Mix the spice rub: In a small bowl, stir together chili powder, cumin, smoked paprika, garlic powder, salt, and black pepper. Zest one lime over the mixture and rub with your fingers to release the oils.
Season the fish: Pat fish dry.
Drizzle with 1 tablespoon olive oil and half the lime juice. Sprinkle the spice rub evenly on both sides. Let it sit 10 minutes while you prep the salad.
Make the dressing: Whisk yogurt, mayonnaise, remaining lime juice, honey, garlic, and a pinch of salt.
Add a splash of water until pourable. Stir in 2 tablespoons chopped cilantro. Adjust salt and sweetness to taste.
Assemble the base: In a large bowl, combine romaine, shredded cabbage (if using), red onion, cherry tomatoes, and corn.
Add 2 tablespoons olive oil, a pinch of salt, and half of the remaining chopped cilantro. Toss lightly.
Cook the fish: Heat a large nonstick skillet over medium-high with a thin film of oil. Add fish and cook 2–4 minutes per side, depending on thickness, until it flakes easily and is opaque.

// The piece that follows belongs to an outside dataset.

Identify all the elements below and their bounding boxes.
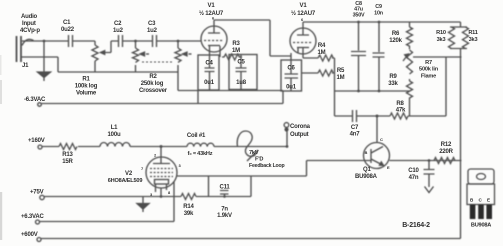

Squeeze a little lime over the top. Remove to a plate and let rest 2 minutes, then flake into large pieces.
Dress the salad: Drizzle some dressing over the greens and toss gently to coat. You want it lightly dressed—save the rest for serving.
Build the bowls: Divide salad among bowls.
Top with warm flaked fish, avocado, jalapeño (if using), pickled onions, and cotija. Sprinkle with tortilla chips for crunch and the remaining cilantro.
Finish and serve: Add an extra squeeze of lime and a final spoonful of dressing. Serve right away while the fish is still warm.